Saat ini terdapat beberapa permasalahan yang ditemui dalam keberlangsungan SJSN yang dilaksanakan oleh BPJS Kesehatan, antara lain:
1.      Bayaran tambahan yang tidak terprediksi, dan seharusnya masuk kedalam kategori yang dijamin oleh BPJS (Novianti Br Gultom, 2015).
2.      Besaran iuran yang ditanggung oleh pemerintah, PBI. (ADY, 2015)
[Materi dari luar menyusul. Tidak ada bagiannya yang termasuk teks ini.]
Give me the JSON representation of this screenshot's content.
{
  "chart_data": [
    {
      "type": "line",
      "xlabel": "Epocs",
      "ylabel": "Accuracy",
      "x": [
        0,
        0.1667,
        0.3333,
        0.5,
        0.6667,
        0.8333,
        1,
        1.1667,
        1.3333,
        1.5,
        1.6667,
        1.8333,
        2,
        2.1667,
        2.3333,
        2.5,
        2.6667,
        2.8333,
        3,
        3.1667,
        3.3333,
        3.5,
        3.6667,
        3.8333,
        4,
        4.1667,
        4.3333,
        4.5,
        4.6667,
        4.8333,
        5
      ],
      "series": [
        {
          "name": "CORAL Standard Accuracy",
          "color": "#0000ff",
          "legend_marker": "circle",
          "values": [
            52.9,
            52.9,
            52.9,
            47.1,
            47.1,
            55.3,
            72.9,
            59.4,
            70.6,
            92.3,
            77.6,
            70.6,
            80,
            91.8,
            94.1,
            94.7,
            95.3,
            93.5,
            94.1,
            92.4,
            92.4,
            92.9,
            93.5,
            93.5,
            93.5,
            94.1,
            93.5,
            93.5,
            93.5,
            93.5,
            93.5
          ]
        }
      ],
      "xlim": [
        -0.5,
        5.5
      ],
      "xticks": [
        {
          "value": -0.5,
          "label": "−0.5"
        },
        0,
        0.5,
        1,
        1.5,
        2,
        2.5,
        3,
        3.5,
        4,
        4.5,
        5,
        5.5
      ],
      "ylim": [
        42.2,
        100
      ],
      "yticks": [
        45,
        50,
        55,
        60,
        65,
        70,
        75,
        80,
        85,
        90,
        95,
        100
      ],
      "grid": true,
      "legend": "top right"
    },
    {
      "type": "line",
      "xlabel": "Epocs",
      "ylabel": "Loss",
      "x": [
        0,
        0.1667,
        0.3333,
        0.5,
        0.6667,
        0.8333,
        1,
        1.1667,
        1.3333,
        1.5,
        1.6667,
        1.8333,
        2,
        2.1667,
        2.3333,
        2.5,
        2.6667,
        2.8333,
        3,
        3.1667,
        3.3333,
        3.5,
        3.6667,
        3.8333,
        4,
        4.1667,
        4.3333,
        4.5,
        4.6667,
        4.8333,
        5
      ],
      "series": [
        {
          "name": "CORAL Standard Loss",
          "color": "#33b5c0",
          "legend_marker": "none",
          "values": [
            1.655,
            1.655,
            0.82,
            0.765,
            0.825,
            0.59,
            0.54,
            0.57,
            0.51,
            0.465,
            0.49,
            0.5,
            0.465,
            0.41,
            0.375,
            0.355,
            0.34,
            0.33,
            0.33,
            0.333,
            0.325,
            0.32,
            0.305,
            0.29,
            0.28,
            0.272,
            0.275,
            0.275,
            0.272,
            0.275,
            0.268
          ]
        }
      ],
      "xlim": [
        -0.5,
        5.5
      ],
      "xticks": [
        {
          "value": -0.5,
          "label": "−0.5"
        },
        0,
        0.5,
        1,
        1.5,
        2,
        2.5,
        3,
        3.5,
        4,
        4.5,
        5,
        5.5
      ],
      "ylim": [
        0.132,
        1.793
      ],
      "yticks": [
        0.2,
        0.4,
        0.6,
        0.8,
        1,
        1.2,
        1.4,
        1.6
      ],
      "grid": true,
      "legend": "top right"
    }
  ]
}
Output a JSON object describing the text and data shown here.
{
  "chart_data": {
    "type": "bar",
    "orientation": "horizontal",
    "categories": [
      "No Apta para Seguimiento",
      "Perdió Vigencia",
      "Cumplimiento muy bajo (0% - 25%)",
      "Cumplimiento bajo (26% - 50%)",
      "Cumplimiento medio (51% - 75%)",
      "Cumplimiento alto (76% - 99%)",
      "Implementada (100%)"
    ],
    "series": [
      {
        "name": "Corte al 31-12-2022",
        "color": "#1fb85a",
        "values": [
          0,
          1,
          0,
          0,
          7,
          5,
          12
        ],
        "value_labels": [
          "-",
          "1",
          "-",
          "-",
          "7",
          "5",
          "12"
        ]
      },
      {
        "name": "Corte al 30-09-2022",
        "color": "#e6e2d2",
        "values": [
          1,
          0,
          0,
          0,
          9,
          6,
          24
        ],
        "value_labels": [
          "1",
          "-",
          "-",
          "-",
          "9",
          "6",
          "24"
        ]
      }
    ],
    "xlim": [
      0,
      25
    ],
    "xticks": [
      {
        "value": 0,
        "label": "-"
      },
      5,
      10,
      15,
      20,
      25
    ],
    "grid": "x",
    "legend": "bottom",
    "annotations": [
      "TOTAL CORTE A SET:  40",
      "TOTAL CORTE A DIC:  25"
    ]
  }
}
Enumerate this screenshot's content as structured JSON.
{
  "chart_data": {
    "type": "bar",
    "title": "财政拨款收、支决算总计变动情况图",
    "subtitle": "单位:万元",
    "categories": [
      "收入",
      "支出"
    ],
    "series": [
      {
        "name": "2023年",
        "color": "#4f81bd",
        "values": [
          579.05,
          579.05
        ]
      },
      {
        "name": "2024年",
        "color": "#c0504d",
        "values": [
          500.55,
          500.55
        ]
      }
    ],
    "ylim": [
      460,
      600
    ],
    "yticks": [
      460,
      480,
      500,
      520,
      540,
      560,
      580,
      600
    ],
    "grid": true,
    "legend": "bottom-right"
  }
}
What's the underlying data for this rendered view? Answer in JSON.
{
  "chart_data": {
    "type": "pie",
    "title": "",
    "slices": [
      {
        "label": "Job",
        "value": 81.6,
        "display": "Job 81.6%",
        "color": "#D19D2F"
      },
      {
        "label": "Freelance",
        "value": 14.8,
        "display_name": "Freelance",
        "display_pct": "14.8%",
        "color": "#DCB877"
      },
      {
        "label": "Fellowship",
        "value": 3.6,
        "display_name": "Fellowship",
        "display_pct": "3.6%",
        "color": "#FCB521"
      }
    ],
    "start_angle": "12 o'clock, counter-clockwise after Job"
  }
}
3.      Permasalahan yang kompleks. Berawal dari ketidaksiapan dalam pelaksanaan BPJS, sosialisasi pelaksanaan BPJS di masyrakat bahkan di RS, besaran iuran yang harus dibayarkan. Banyaknya RS Swasta yang belum bekerjasama dengan BPJS. System IT BPJS yang belum siap menampung semua keluhan peserta.  Ketidakmerataan dokter spesialis yang berdampak dalam pelayanan. Masalah mendasar Negara pula terkait infrastruktur hingga SDM kesehatan. (ADY, Kenaikan iuran BPJS tak selesaikan masalah, 2015)
4.      Permasalahan tenaga medis dan kejelasan tentang penyetaraan Dokter Layanan Primer, penyelenggaran pendidikan, UU DLP, dan mekanismenya (Muchlish, 2014), (Syarifah, 2014).
5.      Kebijakan-kebijakan BPJS yang dirasa merugikan rakyat (peserta), seperti kebijakan pengambilan Jaminan Hari Tua (JHT) (Iskandar, 2015).
6.      Berbagai permasalahan teknis dilapangan yang sangat banyak dan disimpulan berawal dari system BPJS yang ada saat ini dan berakhir pada permasalahan tuntutan perubahan sistem INA CBGs menjadi Fee for Servis (Harimurti, 2014).
7.      Adanya program baru Pemerintahan Jokowi JK yang menerbitkan Kartu Indonesia Sehat (KIS) sebagai sarana percepatan penanggulangan kemiskinan, sebagai mana tercantum dalam Perpres No. 166 tahun 2014 tentang Program Percepatan Penanggulangan Kemiskinan. Yang mana juga menimbulkan kebingungan masyarakat kelas bawah, karena ini akan bertumpang tindih dengan program PBI yang dilakukan pemerintah dalam program JKN-BPJS. (Aufa, 2014) 
8.      Permasalahan dalam claim (istilah dalam pendataan penanganan peserta BPJS terkait penggantian pembayaran oleh BPJS). dari masih banyaknya masyarakat yang belum terdaftar dalam BPJS, hingga penggantian pembayaran oleh BPJS kepada RS. (BudiVera, 2015)
Dari sekian banyak permasalahan yang ada dalam penyelenggaraan BPJS memang belum dapat dikatakan sesuai dengan cita-cita pembentukannya, namun penulis masih yakin akan suksesnya era BPJS. Harapan akan selalu ada untuk perbaikan dan evaluasi dari permasalahan penyelenggaraan BPJS yang telah ada, dari kepuasan peserta, tenaga medis, dan juga semua pihak yang berkaitan dengan pelaksanaan SJSN. Perbaikan selalu hingga sampai pada Universal Health Coverage (UHC) di Indonesia akan dicapai pada tahun 2019.